Beth Israel Researchers Use AI to Spot Bacteria in the Bloodstream

Because a fifth of all microbiology technologists will reach retirement by 2022, laboratories will need new tools to multiply their labor.

(Original image of 19th century compound microscope courtesy of Wellcome Images: stylization by HCA News staff)

Bloodstream infections (BSI) can be subtle, deadly, and difficult to identify. To make matters worse, a fifth of all microbiology technologists trained to spot them will reach retirement age in the next 5 years.

Those 2 facts create a need for innovation in the space, and researchers from Beth Israel Deaconess Medical Center (BIDMC) think an artificial intelligence (AI)-enabled microscope might fit the bill. In a study that was recently accepted by the Journal of Clinical Microbiology, they tested out how well the technology worked.

Samples from patients with suspected BSIs were incubated (to increase the presence of any bacteria) and then stained to create slides, which were fed to the microscope by the 10s of thousands in order to train it. The microscope made use of convolutional neural networking (CNN) to categorize the bacteria samples: In all, it was shown over 100,000 clinically-validated images, just 146 by 146 pixels each, of the most common infections (E. coli, Staphylococcus, and Streptococcus).

“Excessive background increases the chance that a CNN will learn features during training that are unrelated to bacterial Gram stain classification,” the researchers wrote. “This…results in a model with high accuracy in classifying images on which it was trained (the training set) but poor accuracy when presented with an independent validation set.” Using a custom Python script, the team developed a system in which the trainer was able to click areas of the image that contained potential bacteria, teaching the model to ignore unnecessary information.

Because each of the 3 bacteria come in a unique shape (rod-shaped, chains or pairs of spheres, and clusters of spheres) the system was able to visually discern what it was presented with 94.9% accuracy in a test set.

After training, the system was given 189 slides that had yet to be analyzed by human microbiologists. Across the board it identified the bacteria with over 93% accuracy. It was most successful at spotting Streptococcus, identifying chains of the bacteria 98.4% of the time.

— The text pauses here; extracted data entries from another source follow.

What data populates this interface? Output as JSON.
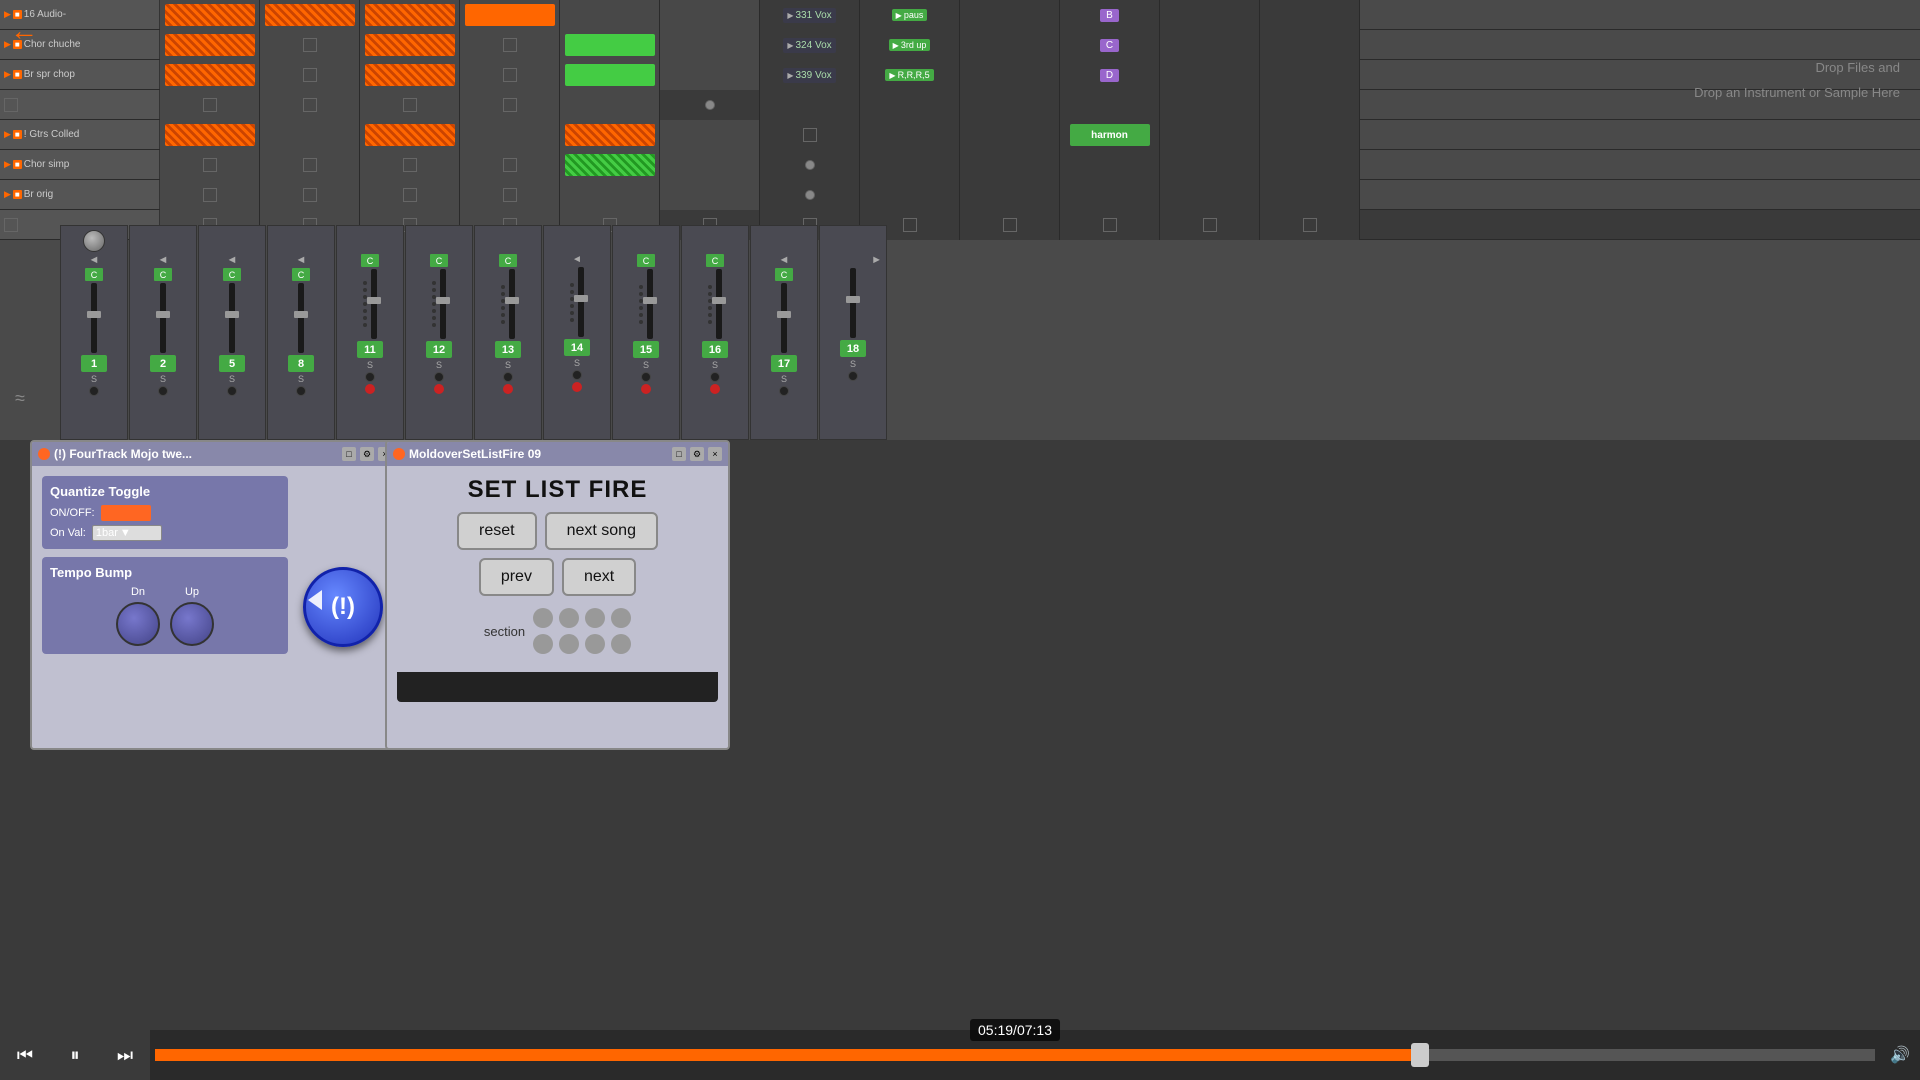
{
  "back_arrow": "←",
  "drop_files": "Drop Files and",
  "drop_instrument": "Drop an Instrument or Sample Here",
  "tracks": [
    {
      "name": "16 Audio-",
      "has_play": true,
      "color": "orange",
      "cells": [
        "striped-orange",
        "striped-orange",
        "striped-orange",
        "solid-orange",
        "empty",
        "empty",
        "vox-331",
        "btn-pause",
        "empty",
        "btn-B",
        "empty",
        "empty"
      ]
    },
    {
      "name": "Chor chuche",
      "has_play": true,
      "color": "orange",
      "cells": [
        "striped-orange",
        "empty",
        "striped-orange",
        "empty",
        "solid-green",
        "empty",
        "vox-324",
        "btn-3rd-up",
        "empty",
        "btn-C",
        "empty",
        "empty"
      ]
    },
    {
      "name": "Br spr chop",
      "has_play": true,
      "color": "orange",
      "cells": [
        "striped-orange",
        "empty",
        "striped-orange",
        "empty",
        "solid-green",
        "empty",
        "vox-339",
        "btn-RRR5",
        "empty",
        "btn-D",
        "empty",
        "empty"
      ]
    },
    {
      "name": "",
      "has_play": false,
      "cells": [
        "sq",
        "sq",
        "sq",
        "sq",
        "empty",
        "circle",
        "empty",
        "empty",
        "empty",
        "empty",
        "empty",
        "empty"
      ]
    },
    {
      "name": "! Gtrs Colled",
      "has_play": true,
      "color": "orange",
      "cells": [
        "striped-orange",
        "empty",
        "striped-orange",
        "empty",
        "striped-orange",
        "empty",
        "sq",
        "empty",
        "empty",
        "harmon",
        "empty",
        "empty"
      ]
    },
    {
      "name": "Chor simp",
      "has_play": true,
      "color": "orange",
      "cells": [
        "sq",
        "empty",
        "sq",
        "empty",
        "striped-green",
        "empty",
        "circle",
        "empty",
        "empty",
        "empty",
        "empty",
        "empty"
      ]
    },
    {
      "name": "Br orig",
      "has_play": true,
      "color": "orange",
      "cells": [
        "sq",
        "empty",
        "sq",
        "empty",
        "empty",
        "empty",
        "circle",
        "empty",
        "empty",
        "empty",
        "empty",
        "empty"
      ]
    }
  ],
  "mixer_channels": [
    {
      "num": "1",
      "has_knob": true
    },
    {
      "num": "2"
    },
    {
      "num": "5"
    },
    {
      "num": "8"
    },
    {
      "num": "11",
      "has_rec": true
    },
    {
      "num": "12",
      "has_rec": true
    },
    {
      "num": "13",
      "has_rec": true
    },
    {
      "num": "14",
      "has_rec": true
    },
    {
      "num": "15",
      "has_rec": true
    },
    {
      "num": "16",
      "has_rec": true
    },
    {
      "num": "17"
    },
    {
      "num": "18"
    }
  ],
  "fourtrack": {
    "title": "(!) FourTrack Mojo twe...",
    "quantize_toggle": "Quantize Toggle",
    "on_off_label": "ON/OFF:",
    "on_val_label": "On\nVal:",
    "on_val_value": "1bar",
    "big_btn_label": "(!)",
    "tempo_bump": "Tempo Bump",
    "dn_label": "Dn",
    "up_label": "Up"
  },
  "moldover": {
    "title": "MoldoverSetListFire 09",
    "set_list_title": "SET LIST FIRE",
    "reset_btn": "reset",
    "next_song_btn": "next song",
    "prev_btn": "prev",
    "next_btn": "next",
    "section_label": "section"
  },
  "transport": {
    "time_current": "05:19",
    "time_total": "07:13",
    "time_display": "05:19/07:13",
    "progress_pct": 73
  },
  "vox_labels": {
    "v331": "331 Vox",
    "v324": "324 Vox",
    "v339": "339 Vox"
  },
  "action_labels": {
    "pause": "paus",
    "third_up": "3rd up",
    "rrr5": "R,R,R,5",
    "B": "B",
    "C": "C",
    "D": "D",
    "harmon": "harmon"
  }
}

“Taken together, our data support proof-of-concept for a fully automated classification methodology for blood culture Gram stains,” the authors wrote. “The algorithm was highly adept at identifying image crops with organisms and could be used to present prescreened, classified crops to technologists to accelerate smear review,” and it could someday be used to for all Gram stain interpretive activities in a laboratory, they added.

On top of all of the microbiology technologists expected retire in coming years, 9% of such roles are already unfilled. There may not be an answer to those personnel shortages, but automated analysis like this could be a force multiplier for the experts already in the field. According to senior author James Kirby, MD, AI-enabled microscopes could “conceivably reducing technologist read time from minutes to seconds.”

Kirby, the Director of the Clinical Microbiology Laboratory at BIDMC and an associate professor of pathology at Harvard Medical School, sees potential for the technology beyond diagnosis.

“The tool becomes a living data repository as we use it,” he said. “[It] could be used to train new staff and ensure competency. It can provide an unprecedented level of detail as a research tool.”